I asked him to kindly keep to the point.
"Anyways, that's only the background. You won't have read anything about the case in the papers. They kept the whole thing under wraps because there was meant to be no parole, no remission. Eternity meant eternity in those days, and there's those who'd think our great leaders a bit light on law and order for giving him a hearing so soon into his sentence. But with Greece wanting to join the European Community and all that, it was thought politic to get it out of the way. In case it blew up in their faces later on."
I commented on this unusual forethought from our governing classes.

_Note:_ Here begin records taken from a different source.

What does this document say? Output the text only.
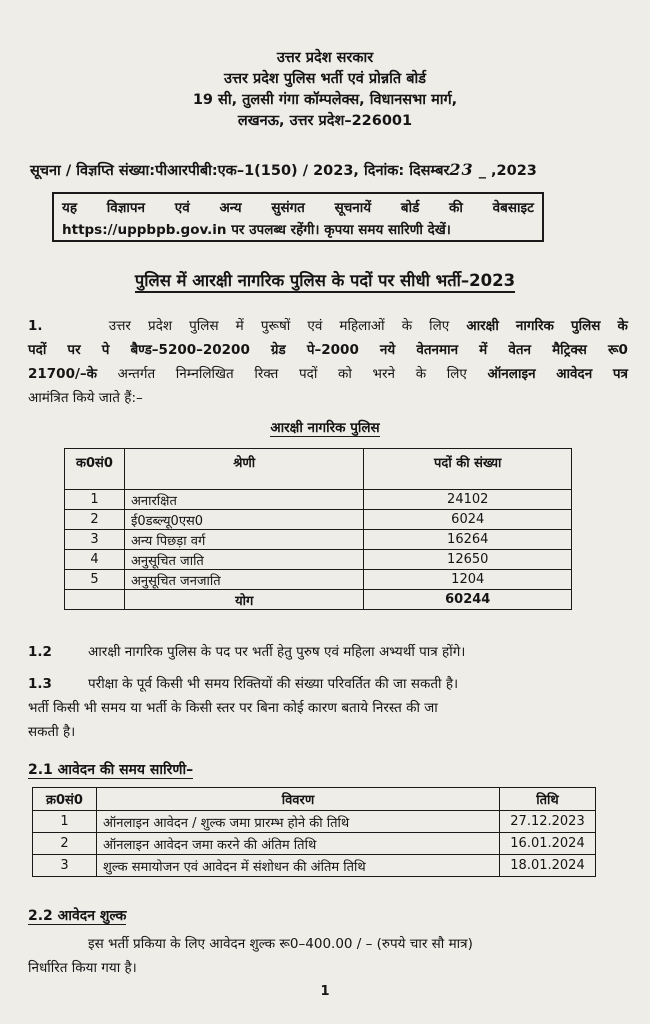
उत्तर प्रदेश सरकार
उत्तर प्रदेश पुलिस भर्ती एवं प्रोन्नति बोर्ड
19 सी, तुलसी गंगा कॉम्पलेक्स, विधानसभा मार्ग,
लखनऊ, उत्तर प्रदेश–226001
सूचना / विज्ञप्ति संख्या:पीआरपीबी:एक–1(150) / 2023, दिनांक: दिसम्बर23 _ ,2023
यह विज्ञापन एवं अन्य सुसंगत सूचनायें बोर्ड की वेबसाइट
https://uppbpb.gov.in पर उपलब्ध रहेंगी। कृपया समय सारिणी देखें।
पुलिस में आरक्षी नागरिक पुलिस के पदों पर सीधी भर्ती–2023
1.	उत्तर प्रदेश पुलिस में पुरूषों एवं महिलाओं के लिए आरक्षी नागरिक पुलिस के
पदों पर पे बैण्ड–5200–20200 ग्रेड पे–2000 नये वेतनमान में वेतन मैट्रिक्स रू0
21700/–के अन्तर्गत निम्नलिखित रिक्त पदों को भरने के लिए ऑनलाइन आवेदन पत्र
आमंत्रित किये जाते हैं:–
आरक्षी नागरिक पुलिस
क0सं0	श्रेणी	पदों की संख्या
1	अनारक्षित	24102
2	ई0डब्ल्यू0एस0	6024
3	अन्य पिछड़ा वर्ग	16264
4	अनुसूचित जाति	12650
5	अनुसूचित जनजाति	1204
	योग	60244
1.2	आरक्षी नागरिक पुलिस के पद पर भर्ती हेतु पुरुष एवं महिला अभ्यर्थी पात्र होंगे।
1.3	परीक्षा के पूर्व किसी भी समय रिक्तियों की संख्या परिवर्तित की जा सकती है।
भर्ती किसी भी समय या भर्ती के किसी स्तर पर बिना कोई कारण बताये निरस्त की जा
सकती है।
2.1 आवेदन की समय सारिणी–
क्र0सं0	विवरण	तिथि
1	ऑनलाइन आवेदन / शुल्क जमा प्रारम्भ होने की तिथि	27.12.2023
2	ऑनलाइन आवेदन जमा करने की अंतिम तिथि	16.01.2024
3	शुल्क समायोजन एवं आवेदन में संशोधन की अंतिम तिथि	18.01.2024
2.2 आवेदन शुल्क
इस भर्ती प्रकिया के लिए आवेदन शुल्क रू0–400.00 / – (रुपये चार सौ मात्र)
निर्धारित किया गया है।
1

"Anyways, Sisyphus was brought into the dock, shackled in irons. All string and bone he was, with long wild hair and a mean, sour face, what you could see of it behind the beard. I expect you or I wouldn’t look too good either after that long pushing a hefty rock." I nodded with slight impatience and signalled him to continue. "He didn't have much to say for himself and didn't seem to really understand the proceedings, though I'm sure he was pleased to be sitting down for a change. Well, he was defended by Cherie Booth, one of her earliest cases I believe. She gave a good account of herself and won him the deal. Of course Hades himself didn't make a personal appearance though he sent his envoy, the Reverend Ian Paisley. Yon Peter Stringfellow was there to represent the undead, the original victims. They didn’t bother with the travellers. I won't bore you with all the legal details. Enough to say there was a lot of blather about Human Rights from the defence and a load of raked over grievances from the gods and the undead. Some folk can bear a grudge for an awful long time."